There's a movie I've wanted to see for some time. It's had good reveiws. It didn't make general release in the UK, at least not up here in Hicksville, so I hoped I might catch it when I was over in the US. But I missed it there, too.
So I was pleased to see that Santa did the business this year and left me the DVD. I wanted to watch it straight away, but we had all that annoying Christmas stuff getting in the way and I had to do family stuff first. Yesterday evening, though, I got my chance. I was nervous. Maybe Moon wouldn't be as good as people had said. Maybe there was a very good reason for the film's virtual invisibility in British cinemas.
Well, I needn't have worried. Moon is the real deal - a proper SF movie. There are very few. (2001, Dark Star, er... struggling now) It seems that as soon as any kind of FX budget comes along the producers and directors get carried away with the moment and forget to hire writers. Not so with Moon. It has story. It has depth. It has atmosphere. I won't throw out any spoilers, because I hate it when that happens. Moon is a terrific film - go out and buy the DVD, because I'm not lending my copy to anyone.
But isn't it a shame there are so few movies like this. It's not as if there's a shortage of writing and film-making talent out there. I went to see 2012 last week - the special effects are fabulous, but the story - Oh dear! Why do they do that? Why do they spend so much money and ignore the script?
Which leads me to Avatar. I'm going to see it next week. I feel sure that I'll hate it. I just have that sinking feeling. I don't want to hate it, I want to love it. I want to relive that jaw-hanging moment I felt when I saw the first Star Wars movie, with that big space ship that flies over, followed by one that's even bigger - and keeps on getting bigger. I'd never seen anything like it. I know it was Space Opera but who cares when it's done like that - it was a Cinema Moment. They are very rare.
Moon wasn't a Cinema Moment (especially since it didn't make the cinema round here) but it is a good film, no - it is a Great film.

Wednesday, 2 December 2009

On the Demise of Borders

There has been a certain amount of glee from some quarters (Rachel Cooke, The Observer) at the news that Borders have gone into administration. It is not a feeling I share. I agree with Ms Cooke that we need more independent bookshops – why not – but where I differ is in her optimistic view that Borders' departure will open the door to new start-ups in the indy book selling arena. The way I see it – if a giant like Borders cannot survive the onslaught of recession and Amazon combined, then there is nothing down for anybody.

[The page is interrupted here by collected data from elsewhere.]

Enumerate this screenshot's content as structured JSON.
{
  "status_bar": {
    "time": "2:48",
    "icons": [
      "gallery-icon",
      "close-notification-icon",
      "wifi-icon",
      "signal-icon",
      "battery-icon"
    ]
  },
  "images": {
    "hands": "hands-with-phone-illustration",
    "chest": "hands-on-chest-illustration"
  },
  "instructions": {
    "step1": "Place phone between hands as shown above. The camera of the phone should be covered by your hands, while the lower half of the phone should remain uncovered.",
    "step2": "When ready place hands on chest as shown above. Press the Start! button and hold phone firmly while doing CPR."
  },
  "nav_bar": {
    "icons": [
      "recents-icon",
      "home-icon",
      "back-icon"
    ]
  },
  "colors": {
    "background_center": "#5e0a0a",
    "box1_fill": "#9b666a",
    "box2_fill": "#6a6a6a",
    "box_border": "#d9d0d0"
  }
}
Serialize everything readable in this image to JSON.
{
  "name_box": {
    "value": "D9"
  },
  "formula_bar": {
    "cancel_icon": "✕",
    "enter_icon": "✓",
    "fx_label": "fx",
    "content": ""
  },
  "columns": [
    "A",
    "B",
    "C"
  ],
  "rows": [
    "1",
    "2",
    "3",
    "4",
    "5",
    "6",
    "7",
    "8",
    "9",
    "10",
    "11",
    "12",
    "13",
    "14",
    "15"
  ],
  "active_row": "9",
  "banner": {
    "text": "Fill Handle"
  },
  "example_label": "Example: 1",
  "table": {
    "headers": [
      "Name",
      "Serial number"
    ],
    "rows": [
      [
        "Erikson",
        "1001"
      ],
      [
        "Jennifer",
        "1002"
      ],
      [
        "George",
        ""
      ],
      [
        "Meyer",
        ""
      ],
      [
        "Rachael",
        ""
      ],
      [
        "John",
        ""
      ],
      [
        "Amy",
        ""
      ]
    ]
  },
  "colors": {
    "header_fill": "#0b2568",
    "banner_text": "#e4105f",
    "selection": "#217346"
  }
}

I like Borders. For me they will be a sad loss. Maybe in London there is enough choice amongst bookshops to allow the luxury of being able to choose between book-shelf aesthetics, but up here in the cultural desert of The Wirral, where libraries close, the loss of any bookshop is cause for enormous regret. Borders, though - the only place on Merseyside where you can go for a coffee later than five-thirty pm; the only place where copies of Asimovs, Locus, Analog, Interzone et al can be browsed and bought at will, this is a sad loss indeed. Now, if I want a copy of a sci-fi mag I'll have to take out a year's subscription. And if an Indy shop does come along, will they stock these magazines? Will they open outside of the regular 9 till 5 zone? (which are, incidently, the same hours as my day job) I doubt it. I hope I'm wrong, but I'm thinking the days of browsing in book shops are nearly over, at least in this part of the world. Not a cause for celebration.